Carroll Avenue was part of an old road between Washington, D.C., and Sandy Spring that roughly followed present-day MD 195, MD 320, and MD 650 north to Ashton. The street was named for Samuel S. Carroll, the owner of the land around present-day Takoma Junction before its 1883 purchase by developer Benjamin Franklin Gilbert to create his planned suburb of Takoma Park. Between 1928 and 1930, MD 195 was paved over its whole length. In 1947, MD 195 was widened to 24 ft and resurfaced from the northern town limit of Takoma Park near Garland Avenue north to MD 193. In 2005, the highway's bridge across Long Branch was replaced and the northbound service road north of Long Branch was built. T

The portion of MD 195 from Flower Avenue to near Garland Avenue was under municipal maintenance since at least 1930, although the Maryland State Highway Administration (MDSHA) may have unwittingly performed maintenance on it since then.
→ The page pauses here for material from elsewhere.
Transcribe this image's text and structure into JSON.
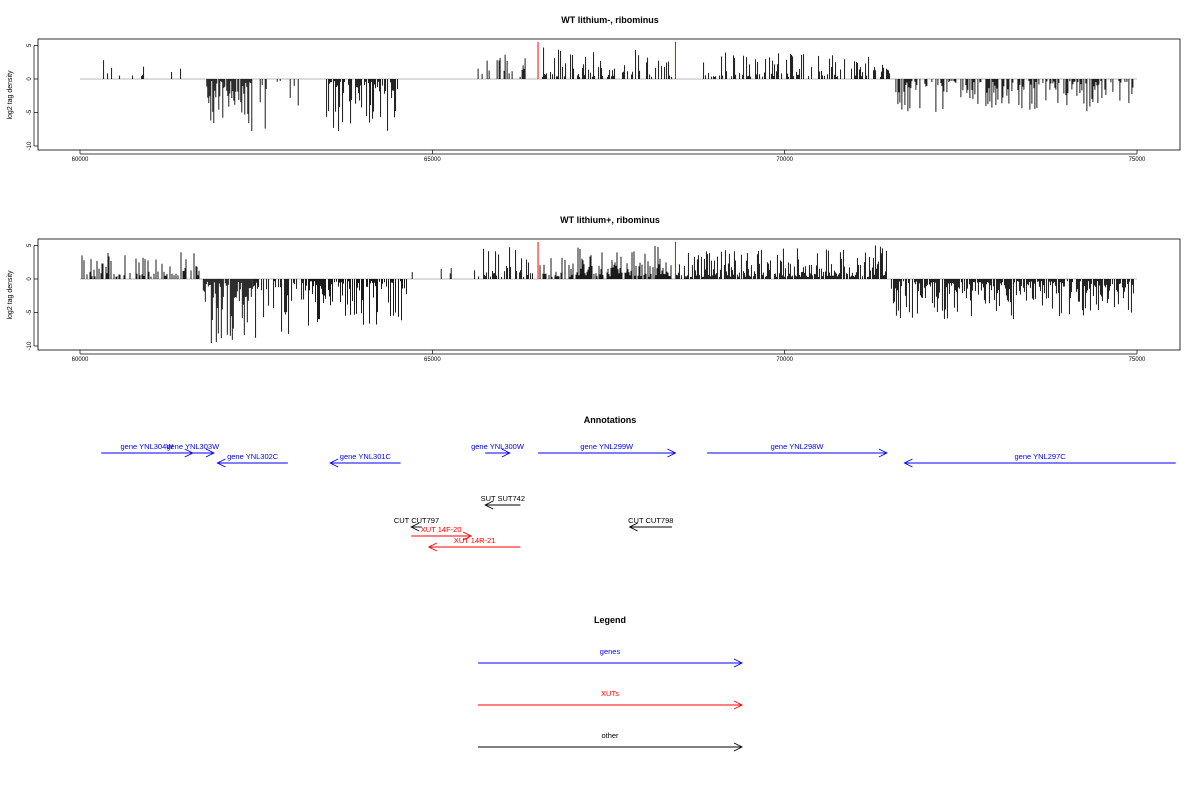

The city officially transferred ownership of the Flower-to-Garland stretch to the state in an agreement dated February 16, 2013.

==Junction list==

Location: mi; km; Destinations; Notes
Takoma Park: 0.00; 0.00; Eastern Avenue east / Willow Street south / Carroll Street west – Washington; District of Columbia boundary; southern terminus
0.44: 0.71; MD 410 west (Philadelphia Avenue) – Silver Spring; South end of concurrency with MD 410
0.52: 0.84; MD 410 east (Ethan Allen Avenue) – Hyattsville; North end of concurrency with MD 410
0.99: 1.59; Sligo Creek Parkway; Carroll Avenue Bridge; access via Old Carroll Avenue
Silver Spring: 1.90; 3.06; MD 193 (University Boulevard) / Carroll Avenue north – Silver Spring, Langley Park; Northern terminus; No direct access from westbound MD 193 to southbound MD 195
1.000 mi = 1.609 km; 1.000 km = 0.621 mi Concurrency terminus; Incomplete access;

==Auxiliary route==
MD 195A is the designation for the Carroll Avenue Service Road, a 0.08 mi one-lane service road that parallels the northbound side of MD 195 between Glenside Drive and Chester Street north of Long Branch.